Background: Gynecomastia is a well known condition of breast tissue enlargement that most commonly occurs in teenage and young males. Its incidence appears to be increasing in numbers based on surgeries performed for its correction although this may reflect increased awareness of surgical treatment and a fashion trend amongst young men with little tolerance for any areolar protrusion. While historically gynecomastia reduction was more frequently done for one-sided breast enlargement, it is more common today to do bilateral gynecomastia surgery. (perhaps due to the change in young male awareness of a pleasing chest appearance)
Gynecomastia reduction can be done using either liposuction removal or an open excisional approach. In some cases, both techniques are combined for optimal reduction. Which technique is needed can usually be determined before surgery by physical examination. Soft non-nodular gynecomastias can be removed by liposuction, firm masses which are almost right under the nipple-areolar complex which need to be cut out through an areolar incision. The patient’s description of their concerns is also helpful, it is just around the nipple or does it extend over a larger chest area?
The one thing that has become apparent in gynecomastia surgeries in my experience is that open excision is needed more times than not. Even in cases where the breast tissue appears soft there almost always is some nodular tissue right under the nipple. Failure to get this tissue will leave am areolar protrusion afterward that may result in the patient’s desire for revisional surgery for complete flattening.
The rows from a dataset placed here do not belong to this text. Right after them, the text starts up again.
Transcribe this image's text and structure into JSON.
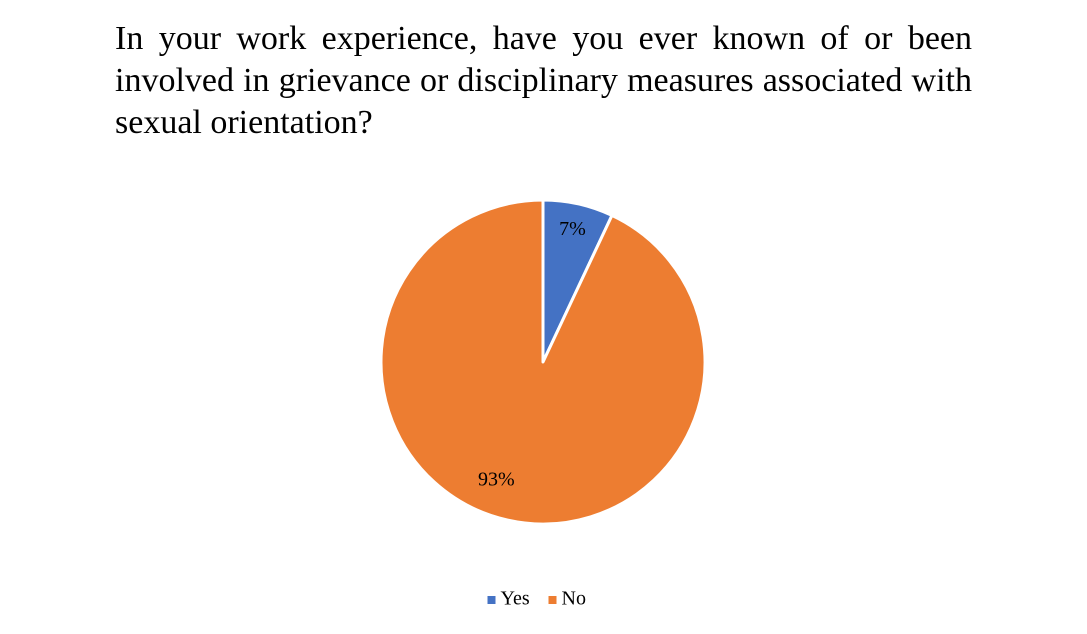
{
  "chart_data": {
    "type": "pie",
    "title": "In your work experience, have you ever known of or been involved in grievance or disciplinary measures associated with sexual orientation?",
    "categories": [
      "Yes",
      "No"
    ],
    "values": [
      7,
      93
    ],
    "value_labels": [
      "7%",
      "93%"
    ],
    "colors": [
      "#4472c4",
      "#ed7d31"
    ],
    "legend": "bottom"
  }
}
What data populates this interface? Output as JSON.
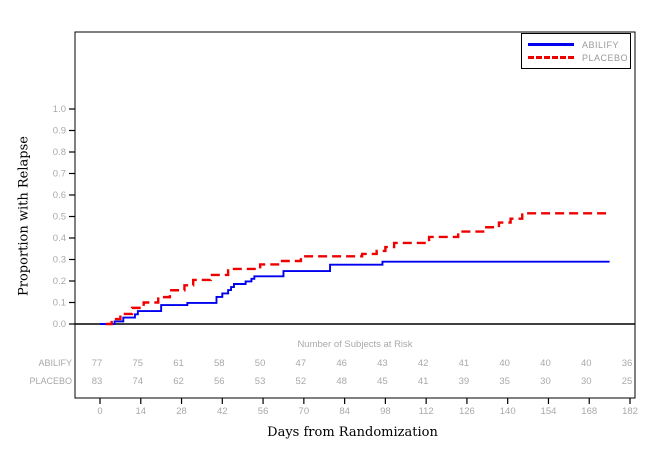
{
  "colors": {
    "abilify": "#0000ee",
    "placebo": "#ee0000",
    "muted_text": "#a9a9a9",
    "axis": "#000000",
    "background": "#ffffff"
  },
  "legend": {
    "items": [
      {
        "label": "ABILIFY",
        "color": "#0000ee",
        "line_style": "solid"
      },
      {
        "label": "PLACEBO",
        "color": "#ee0000",
        "line_style": "dashed"
      }
    ]
  },
  "chart_data": {
    "type": "line",
    "variant": "kaplan_meier_step",
    "title": "",
    "xlabel": "Days from Randomization",
    "ylabel": "Proportion with Relapse",
    "xlim": [
      0,
      182
    ],
    "ylim": [
      0,
      1.0
    ],
    "grid": false,
    "legend_position": "top-right",
    "x_ticks": [
      0,
      14,
      28,
      42,
      56,
      70,
      84,
      98,
      112,
      126,
      140,
      154,
      168,
      182
    ],
    "y_tick_labels": [
      "0.0",
      "0.1",
      "0.2",
      "0.3",
      "0.4",
      "0.5",
      "0.6",
      "0.7",
      "0.8",
      "0.9",
      "1.0"
    ],
    "series": [
      {
        "name": "ABILIFY",
        "color": "#0000ee",
        "line_style": "solid",
        "steps": [
          [
            0,
            0
          ],
          [
            5,
            0.012
          ],
          [
            8,
            0.03
          ],
          [
            12,
            0.045
          ],
          [
            13,
            0.06
          ],
          [
            21,
            0.088
          ],
          [
            30,
            0.098
          ],
          [
            40,
            0.126
          ],
          [
            42,
            0.142
          ],
          [
            44,
            0.158
          ],
          [
            45,
            0.172
          ],
          [
            46,
            0.186
          ],
          [
            50,
            0.198
          ],
          [
            52,
            0.21
          ],
          [
            53,
            0.222
          ],
          [
            63,
            0.246
          ],
          [
            79,
            0.276
          ],
          [
            97,
            0.29
          ],
          [
            175,
            0.29
          ]
        ]
      },
      {
        "name": "PLACEBO",
        "color": "#ee0000",
        "line_style": "dashed",
        "steps": [
          [
            2,
            0
          ],
          [
            4,
            0.023
          ],
          [
            7,
            0.047
          ],
          [
            11,
            0.075
          ],
          [
            15,
            0.1
          ],
          [
            20,
            0.125
          ],
          [
            24,
            0.157
          ],
          [
            29,
            0.18
          ],
          [
            32,
            0.205
          ],
          [
            38,
            0.228
          ],
          [
            44,
            0.256
          ],
          [
            55,
            0.277
          ],
          [
            62,
            0.293
          ],
          [
            69,
            0.315
          ],
          [
            90,
            0.326
          ],
          [
            95,
            0.34
          ],
          [
            98,
            0.358
          ],
          [
            101,
            0.377
          ],
          [
            113,
            0.405
          ],
          [
            123,
            0.43
          ],
          [
            132,
            0.45
          ],
          [
            137,
            0.472
          ],
          [
            141,
            0.49
          ],
          [
            145,
            0.515
          ],
          [
            175,
            0.515
          ]
        ]
      }
    ],
    "at_risk_table": {
      "title": "Number of Subjects at Risk",
      "rows": [
        {
          "label": "ABILIFY",
          "values": [
            77,
            75,
            61,
            58,
            50,
            47,
            46,
            43,
            42,
            41,
            40,
            40,
            40,
            36
          ]
        },
        {
          "label": "PLACEBO",
          "values": [
            83,
            74,
            62,
            56,
            53,
            52,
            48,
            45,
            41,
            39,
            35,
            30,
            30,
            25
          ]
        }
      ]
    }
  }
}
When the enlargement of the breast is mainly nodular, liposuction is not going to be effective at all.
Case Study: This 20 year-old college student had a unilateral left breast enlargement since he was an early teenager. Contrary to earlier medical opinions, it never resolved on its own. While the breast development was significant (a true B-cup), he never underwent surgery in high school due to his active participation in sports year round. While it always bothered him tremendously, he lived with it and covered it up as much as possible. Now that he was in college, he no longer did any organized athletic activities,m so he had the time to finally treat his gynecomastia.
Physical examination before surgery showed a remarkably-sized breast mound for a male that felt fairly firm but without any palpable nodules. Under general anesthesia, his gynecomastia was initially treated by liposuction with minimal fat extracted. It became apparent that much of the breast mound was a large fibrotic mass through which the liposuction cannula would not penetrate. Then through a lower areolar incision, the entire mass was excised using a facelift scissor technique. The large mass was able to be delivered in one large piece through this small 2 cm incision. This produced a complete and immediate resolution to his entire breast mound enlargement.
After surgery, a drain was kept in place for three days and then removed. When seen at three weeks after surgery, no fluid accumulation had occurred and the chest was completely flat and matched the opposite side. No areolar inversion was seen. Pathology of the removed specimen showed benign breast tissue.
This case represents an uncommon form of gynecomastia in which the entire breast mound was one large fibrous tumor. Removal of it produced a dramatic one-stage cure without fluid accumulation and good skin retraction back down onto the chest wall.
Case Highlights:
1) Large unilateral breast development in young males may represent a single solid tumor rather than simple breast tissue hypertrophy that makes up most gynecomastias.
2) Firm nodular gynecomastias will not respond to liposuction extraction and must be excised by an open technique
3) Excision of even very large solid gynecomastias can be done through a small areolar incision without the need for visible scars on the chest skin.